Yapı bünyesinde cami dışında, medreseler, imaretler, sıbyan mektebi, han, hamam, kitaplık, konuk evi gibi birçok bölüm yer alıyor. Tarihçi Peçevi, Kanuni’nin bu yapı için yaklaşık 3200 kilo altın karşılığı harcama yaptığını ve toplam 3500 kişiyi 7 yıl boyunca çalıştırdığını yazıyor.
Süleymaniye Camii, 26,5 m çapa, 53 m yüksekliğe sahip kubbesiyle Ayasofya’ya bir hayli yaklaşan bir yapı. Bu kubbeyi Baalbek, İskenderiye, İstanbul Eski Saray ve Fatih’ten getirilen dört ayak taşıyor. Dört de minaresi var.

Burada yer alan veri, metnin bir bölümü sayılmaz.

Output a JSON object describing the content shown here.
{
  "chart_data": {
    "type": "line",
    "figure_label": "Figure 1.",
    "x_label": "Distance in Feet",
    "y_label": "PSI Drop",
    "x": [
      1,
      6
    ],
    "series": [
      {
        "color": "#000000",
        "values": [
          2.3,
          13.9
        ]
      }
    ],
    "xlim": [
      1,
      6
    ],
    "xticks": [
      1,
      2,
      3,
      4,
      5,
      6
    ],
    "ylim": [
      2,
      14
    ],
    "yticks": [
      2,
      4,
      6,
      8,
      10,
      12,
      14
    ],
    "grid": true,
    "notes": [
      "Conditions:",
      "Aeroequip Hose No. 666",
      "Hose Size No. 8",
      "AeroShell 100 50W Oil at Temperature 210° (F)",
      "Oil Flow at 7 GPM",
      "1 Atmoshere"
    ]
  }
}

Camide Karahisari Ahmet Şemseddin Efendi ve Hasan Çelebi’nin usta işi hatları bulunuyor. Kapı ve pencerelerinde ise sedef ve fildişi kakma ve tahta oyma sanatının nadide örnekleri var. En göz alıcı yerlere de İznik çinileri döşenmiş. Evliya Çelebi mihrap ve minberin üzerinde bulunan renkli vitrayların Serhoş İbrahim isimli ustanın elinden çıktığını belirtiyor. Usta ve kalfaların sadece caminin içinde üç yıl çalıştıkları söyleniyor. Caminin akustiği ise dillere destan; sesin kubbesinde 3-3,5 saniye kaldığı söyleniyor.
Bin kubbeli ve 10 kapılı külliyede Kanuni Sultan Süleyman, Hürrem Sultan ve Mimar Sinan’ın türbeleri yer alıyor.

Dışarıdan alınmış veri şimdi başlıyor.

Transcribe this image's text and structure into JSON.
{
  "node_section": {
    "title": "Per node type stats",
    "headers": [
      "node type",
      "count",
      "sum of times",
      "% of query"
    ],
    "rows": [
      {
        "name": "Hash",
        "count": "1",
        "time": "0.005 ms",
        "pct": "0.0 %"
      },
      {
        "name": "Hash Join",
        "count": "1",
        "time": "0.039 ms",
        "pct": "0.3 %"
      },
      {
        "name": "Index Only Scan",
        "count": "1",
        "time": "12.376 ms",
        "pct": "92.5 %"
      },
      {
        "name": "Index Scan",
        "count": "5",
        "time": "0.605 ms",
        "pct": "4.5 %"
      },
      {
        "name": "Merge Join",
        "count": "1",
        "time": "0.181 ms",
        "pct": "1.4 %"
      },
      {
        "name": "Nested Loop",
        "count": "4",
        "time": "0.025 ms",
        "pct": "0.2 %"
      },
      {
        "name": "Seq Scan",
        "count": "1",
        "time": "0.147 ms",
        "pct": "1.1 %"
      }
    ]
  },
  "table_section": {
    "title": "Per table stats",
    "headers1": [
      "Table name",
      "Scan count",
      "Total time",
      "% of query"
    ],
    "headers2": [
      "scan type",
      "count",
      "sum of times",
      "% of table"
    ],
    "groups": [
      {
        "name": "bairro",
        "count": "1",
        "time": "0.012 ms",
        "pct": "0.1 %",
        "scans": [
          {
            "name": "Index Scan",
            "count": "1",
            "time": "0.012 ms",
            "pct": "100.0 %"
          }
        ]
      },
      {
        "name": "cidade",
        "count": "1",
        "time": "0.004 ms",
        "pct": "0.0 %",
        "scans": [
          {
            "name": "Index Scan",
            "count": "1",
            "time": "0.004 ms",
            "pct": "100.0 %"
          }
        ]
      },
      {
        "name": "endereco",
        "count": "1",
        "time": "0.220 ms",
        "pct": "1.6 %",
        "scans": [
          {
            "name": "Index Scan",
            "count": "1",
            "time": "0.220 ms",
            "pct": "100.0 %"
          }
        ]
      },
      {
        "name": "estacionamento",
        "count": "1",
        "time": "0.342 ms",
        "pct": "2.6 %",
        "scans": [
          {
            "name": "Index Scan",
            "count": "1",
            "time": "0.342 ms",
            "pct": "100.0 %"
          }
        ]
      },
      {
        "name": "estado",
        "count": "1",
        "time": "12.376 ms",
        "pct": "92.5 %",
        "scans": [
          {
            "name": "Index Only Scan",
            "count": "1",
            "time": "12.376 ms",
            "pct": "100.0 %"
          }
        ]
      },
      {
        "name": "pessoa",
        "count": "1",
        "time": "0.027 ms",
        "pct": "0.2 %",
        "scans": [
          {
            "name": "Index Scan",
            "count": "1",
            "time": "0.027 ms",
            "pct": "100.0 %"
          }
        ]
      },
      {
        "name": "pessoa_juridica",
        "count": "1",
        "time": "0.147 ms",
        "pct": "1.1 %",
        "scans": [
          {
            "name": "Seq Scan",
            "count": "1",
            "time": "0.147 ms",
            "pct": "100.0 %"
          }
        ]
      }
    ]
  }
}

İstanbul’a betonla yapılan kötülük
Kendilerini muhafazakâr olarak tanımlayanların, sıradan bir binaya bir kat daha eklemek uğruna böyle muhteşem bir eserin siluetini perdelemelerine, İstanbul’un görsel kimliğini bozmalarına asla müsaade edilemez. Bu, tarihe, İstanbul’a ve geleceğe yapılan büyük bir haksızlık olacaktır.

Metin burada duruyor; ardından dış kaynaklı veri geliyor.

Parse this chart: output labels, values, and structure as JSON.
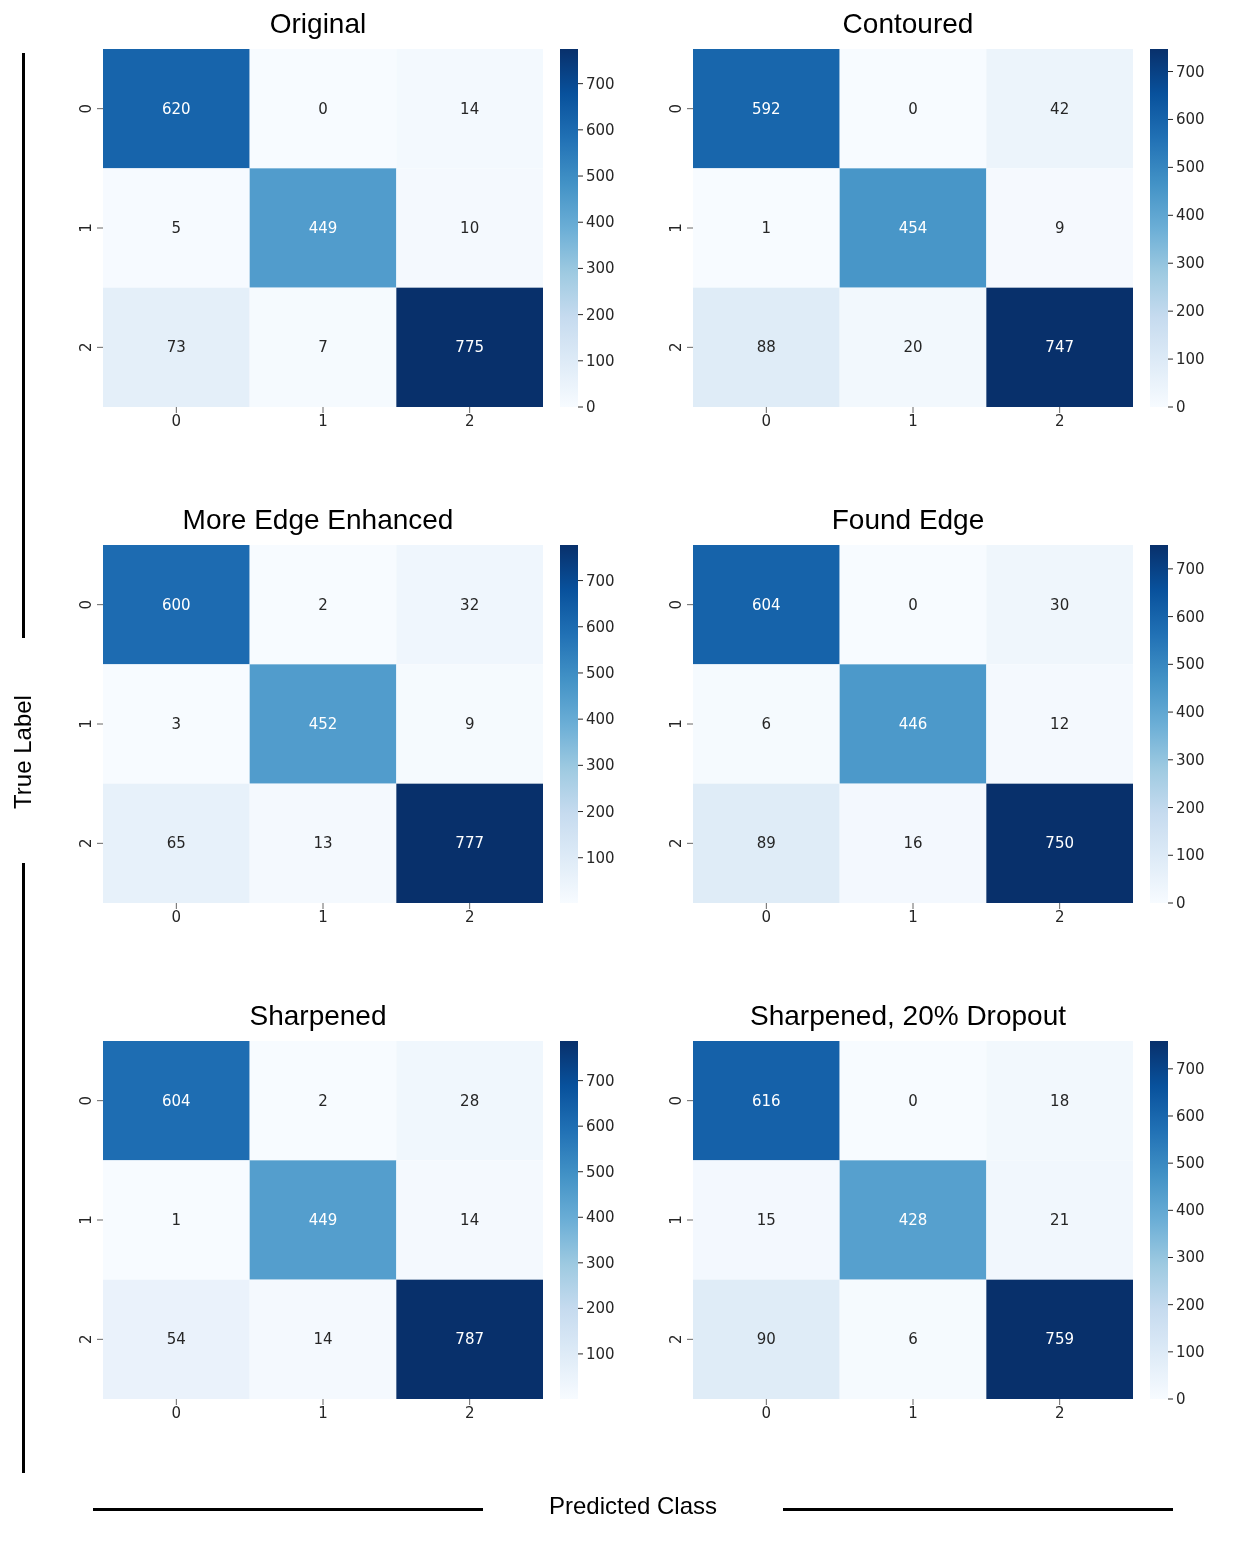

Zaten İstanbul’un tarihi yarımadası, boğazı, ormanları, sulak bölgeleri ve kıyıları itibariyle yıllardır ciddi bir tahribata uğradı. Siyasi iktidarlar bu konularda duyarlı davranmadılar. Hele AK Parti, geride kalan 20 yılında, bütün söylemlerinin aksine davranıp, para ve beton aşkıyla İstanbul’a ağır hasar verdi.
Kalkınma adına kamu kaynaklarının büyük ölçüde inşaat sektörüne tahsis edilmesi geri dönülmez durumlar yarattı. Büyük kazanç ve prestij motivasyonuyla şehirlere dayattıkları dikey mimari kentlerin kimliğinin ve tarihi mirasının yok olmasına; doğanın ağır tahribat görmesine; kent yaşamının, insan hareketliliğinin ve trafik akışının bozulmasına neden oldu. Metropollerde kendini gösteren bu rant güdüsü, giderek Anadolu şehirlerine de sirayet etti. Kendi tarihinden izler taşıyan ve doğasıyla az çok iç içe yaşan kendi halindeki bu küçük şehirler beton blokların taarruzu altında eziliyor.
Örneğin İstanbul’da tarih, siluet, doğal ve arkeolojik sit dinlemeyen binalar faslından ilk akla gelenler arasında 16/9 kuleleri, Çamlıca TV kulesi, Şişli Süzer Gökkafes, Göztepe Four Winds kuleleri, Kadıköy Mühürdar Corner Hotel binası, Sarıyer Diamond of Istanbul binası, Büyükdere Sapphire AVM binası, Kadıköy Akasya AVM binası ve Sultanahmet Four Seasons Hotel sayılabilir. Toplumsal tepki, hukuksal arayışlar, kentlilik bilincine ve yurttaşlık sorumluluğuna davet, hatta yüksek irtifalarda seyreden dostluklar dahi bu rant düşkünlüğü karşısında hükümsüz kalmıştır.
Artık İstanbul, gökdelen sayısı itibarıyla dünyada öne çıkan şehirlerden birisi haline geldi. Şimdi bu dikey hoyratlık kentin merkezinden kenar ilçelerine doğru hızla ilerliyor.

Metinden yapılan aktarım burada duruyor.